Your LGBT History Month reading list

Some recommended books for LGBT History Month

James Gregory-Monk, Deputy-Chair of our LGBT+ Staff network, has compiled a reading list. So, if you’re looking for a new book this month, why not pick something from the list below?

This Queer Angel by Elaine Chambers
Spectacles by Sue Perkins
Cheer Up Love by Susan Calman
The Madonna of Bolton by Matt Cain
Straight Jacket by Matthew Todd
Call Me by Your Name by Andre Aciman
How to Survive a Plague by David France
Undivided by Vicky Beeching
You Will Be Safe Here by Damian Barr
Trans Britain by Christine Burns
The Gender Games by Juno Dawson


To celebrate LGBT History Month, we’ve also been asking colleagues to get in touch with their reading recommendations. Here are some of your suggestions and reviews:

Dr Michael Bonshor, Department of Music, has compiled a list of trans-related literature and film

Below is a list of some of the must-reads (including seminal works as well as more recent publications) for anyone interested in this area. My list also includes some literature with intersex and gender-fluid protagonists:

Sacred Country by Rose Tremain (female to male transition)
Michael ne Laura by Liz Hodgkinson (female to male transition)
Trumpet by Jackie Kay (female to male transition)
Conundrum by Jan Morris (male to female transition)
The Danish Girl by David Ebershof (male to female transition)
The Trauma Cleaner by Sarah Krasnostein (male to female transition)
Middlesex by Jeffrey Eugenides (intersex experience)
Fanny and Stella by Neil McKenna (gender fluidity)
Tales of the City series by Armistead Maupin (trans, bi, and gay protagonists)

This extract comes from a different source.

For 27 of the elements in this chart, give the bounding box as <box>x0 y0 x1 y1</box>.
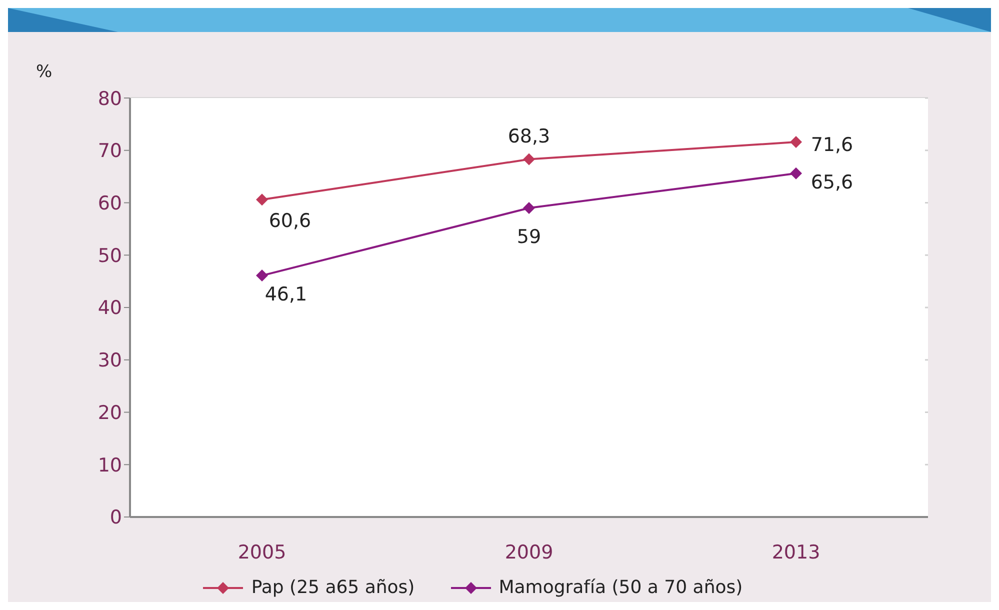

If anyone is interested in films on trans lives, I would start by recommending:

Second Serve (biopic of Renee Richards, starring Vanessa Redgrave)

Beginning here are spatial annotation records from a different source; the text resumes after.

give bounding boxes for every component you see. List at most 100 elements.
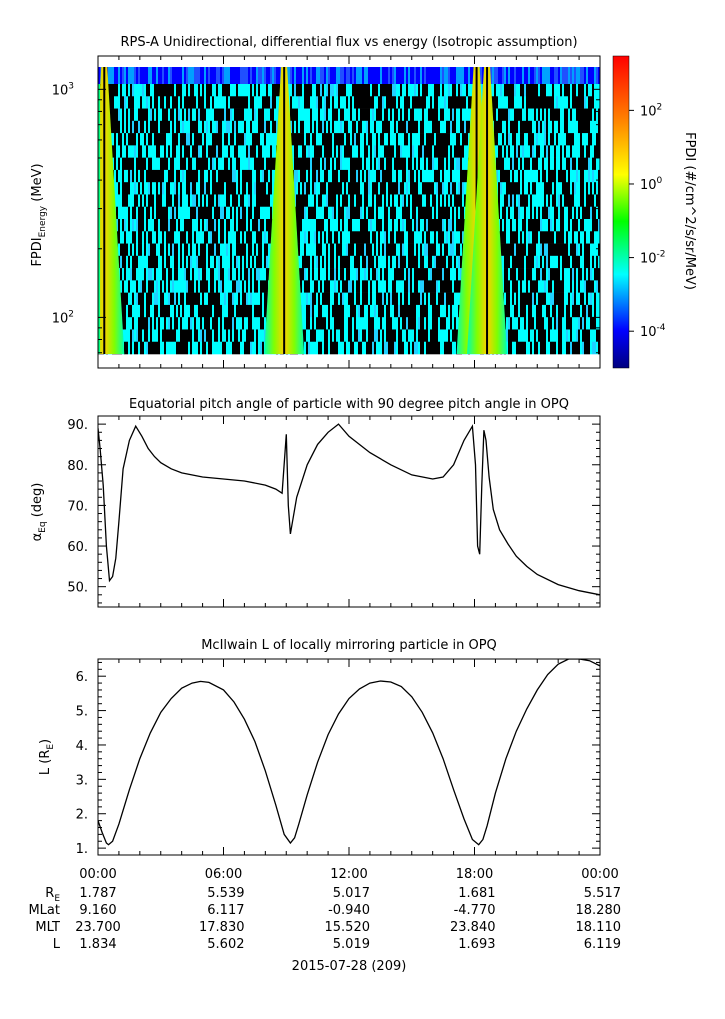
spectrogram-cell <box>396 120 398 134</box>
spectrogram-cell <box>126 255 128 269</box>
spectrogram-cell <box>236 84 238 97</box>
spectrogram-cell <box>512 157 514 171</box>
spectrogram-cell <box>378 304 380 318</box>
spectrogram-cell <box>516 194 518 208</box>
spectrogram-cell <box>220 145 222 158</box>
spectrogram-cell <box>582 280 584 293</box>
spectrogram-cell <box>140 243 142 257</box>
spectrogram-cell <box>152 145 154 158</box>
spectrogram-cell <box>266 268 268 281</box>
spectrogram-cell <box>328 169 330 183</box>
spectrogram-cell <box>442 133 444 146</box>
spectrogram-cell <box>510 304 512 318</box>
spectrogram-cell <box>508 231 510 244</box>
spectrogram-cell <box>316 280 318 293</box>
spectrogram-cell <box>224 182 226 195</box>
spectrogram-cell <box>584 84 586 97</box>
spectrogram-cell <box>332 219 334 232</box>
spectrogram-cell <box>376 255 378 269</box>
spectrogram-noise-cell <box>472 67 474 84</box>
spectrogram-cell <box>234 206 236 220</box>
spectrogram-cell <box>148 304 150 318</box>
spectrogram-cell <box>238 292 240 306</box>
spectrogram-cell <box>566 133 568 146</box>
spectrogram-cell <box>240 219 242 232</box>
spectrogram-cell <box>150 108 152 122</box>
spectrogram-cell <box>192 206 194 220</box>
spectrogram-cell <box>540 243 542 257</box>
spectrogram-cell <box>526 280 528 293</box>
spectrogram-cell <box>250 304 252 318</box>
spectrogram-cell <box>564 108 566 122</box>
spectrogram-cell <box>196 145 198 158</box>
spectrogram-noise-cell <box>296 67 298 84</box>
spectrogram-cell <box>150 157 152 171</box>
spectrogram-cell <box>446 84 448 97</box>
spectrogram-cell <box>234 120 236 134</box>
spectrogram-noise-cell <box>578 67 580 84</box>
spectrogram-cell <box>210 280 212 293</box>
spectrogram-cell <box>252 169 254 183</box>
spectrogram-cell <box>214 96 216 109</box>
spectrogram-noise-cell <box>574 67 576 84</box>
spectrogram-cell <box>272 108 274 122</box>
spectrogram-cell <box>350 206 352 220</box>
spectrogram-cell <box>566 206 568 220</box>
spectrogram-cell <box>420 194 422 208</box>
spectrogram-cell <box>372 304 374 318</box>
spectrogram-cell <box>370 133 372 146</box>
spectrogram-cell <box>534 108 536 122</box>
spectrogram-cell <box>596 255 598 269</box>
spectrogram-cell <box>578 145 580 158</box>
spectrogram-cell <box>264 206 266 220</box>
spectrogram-cell <box>308 206 310 220</box>
spectrogram-cell <box>512 169 514 183</box>
spectrogram-cell <box>316 292 318 306</box>
spectrogram-cell <box>532 145 534 158</box>
spectrogram-cell <box>506 194 508 208</box>
spectrogram-cell <box>554 182 556 195</box>
spectrogram-cell <box>384 108 386 122</box>
spectrogram-cell <box>222 231 224 244</box>
spectrogram-cell <box>538 133 540 146</box>
spectrogram-noise-cell <box>232 67 234 84</box>
spectrogram-noise-cell <box>460 67 462 84</box>
spectrogram-cell <box>112 84 114 97</box>
spectrogram-cell <box>164 145 166 158</box>
spectrogram-cell <box>598 182 600 195</box>
spectrogram-cell <box>248 206 250 220</box>
spectrogram-cell <box>182 120 184 134</box>
spectrogram-cell <box>464 133 466 146</box>
spectrogram-cell <box>186 96 188 109</box>
spectrogram-cell <box>386 231 388 244</box>
spectrogram-noise-cell <box>456 67 458 84</box>
spectrogram-cell <box>126 157 128 171</box>
spectrogram-cell <box>332 268 334 281</box>
spectrogram-cell <box>338 194 340 208</box>
spectrogram-cell <box>444 133 446 146</box>
spectrogram-cell <box>166 120 168 134</box>
spectrogram-cell <box>372 182 374 195</box>
spectrogram-cell <box>258 255 260 269</box>
spectrogram-cell <box>396 182 398 195</box>
spectrogram-cell <box>398 255 400 269</box>
spectrogram-cell <box>564 219 566 232</box>
spectrogram-cell <box>166 169 168 183</box>
spectrogram-cell <box>596 120 598 134</box>
spectrogram-cell <box>336 219 338 232</box>
spectrogram-cell <box>550 145 552 158</box>
spectrogram-noise-cell <box>234 67 236 84</box>
spectrogram-cell <box>404 108 406 122</box>
spectrogram-cell <box>302 108 304 122</box>
spectrogram-cell <box>234 133 236 146</box>
spectrogram-cell <box>166 194 168 208</box>
spectrogram-cell <box>402 133 404 146</box>
spectrogram-cell <box>262 219 264 232</box>
spectrogram-cell <box>190 243 192 257</box>
spectrogram-cell <box>218 304 220 318</box>
spectrogram-cell <box>512 96 514 109</box>
spectrogram-cell <box>360 304 362 318</box>
spectrogram-cell <box>134 96 136 109</box>
spectrogram-cell <box>244 243 246 257</box>
spectrogram-cell <box>572 120 574 134</box>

The Danish Girl (good adaptation of the book)


Sam Carnall recommends three books by Becky Albertalli

Three books I would recommend are Simon vs the Homosapiens Agenda, Leah on the Offbeat and What if it's Us. They could easily be dismissed as too teen-ish but I have read them all in my early 20s and really enjoyed them. I would also recommend anything generally by Becky Albertalli.

Regarding Leah on the Offbeat, I believe that it first and foremost tackles an issue which is not prevalent enough in society - women’s sexuality. It is what stood out to me about this read that separates it from its counterparts. Dealing with LGBT+ matters in fiction is fantastic in itself, but we seem to be slipping into a habit of covering 90% gay men’s issues and barely a fraction of popular culture encompasses the experiences of the rest of the spectrum.

It covers this spectrum exceedingly well because the plot is extremely easy to follow for anyone, no matter how they identify. Friend drama is extremely safe ground for the basis of a book, as it has undoubtedly aided countless amounts of books in their quest for sales, and this is a key aspect of Leah on the Offbeat. Following on from Love, Simon, in which she is a key part of Simon’s big secret, Leah finds that her own position within the group is not so sure either and commences a big journey of self-discovery. Deep down, we all love a bit of gossip and what better way to explore new horizons of LGBT+ issues whilst doing so?

In summary, I would recommend this book as it tackles so-far relatively unchartered horizons in modern popular literature and does so in a way that is not taxing, nor revolutionary, making it an educational joy to read for the audience. For LGBT+ History Month, give it a try.


Pete Green, Department of Journalism Studies, has compiled a list of poetry recommendations for this month's theme of poetry, prose and plays

Mary Jean Chan, Flèche (Faber, 2019)

This stunning debut collection – my favourite book of last year – mulls the complexities of the poet's identity and circumstances as a queer woman of Hong Kong Chinese heritage living in the UK. Its measured tone and super-precise diction and imagery give Flèche incredible emotional power. Read it. Then read it again and talk about it with me.

Ian Humphreys, Zebra (Nine Arches, 2019)

Humphreys' wonderful collection has been feted as an elegy for the gay club scenes of the 1980s and the beautiful lost boys who inhabited them. It also nails the homophobia that persists in today's cultural mainstream, explores contrast and otherness more widely, and records the humble minutiae of urban and not-quite-urban dereliction. I love it.

Stephanie Burt, Advice From The Lights (Graywolf, 2017)

In the same year as she transitioned, influential critic and Harvard professor Stephanie Burt published her fourth collection of poetry. Touching, playful and keenly observed, Advice from the Lights is notable for episodes from the poet's imagined girlhood and cultural references that range from Callimachus to Taylor Swift.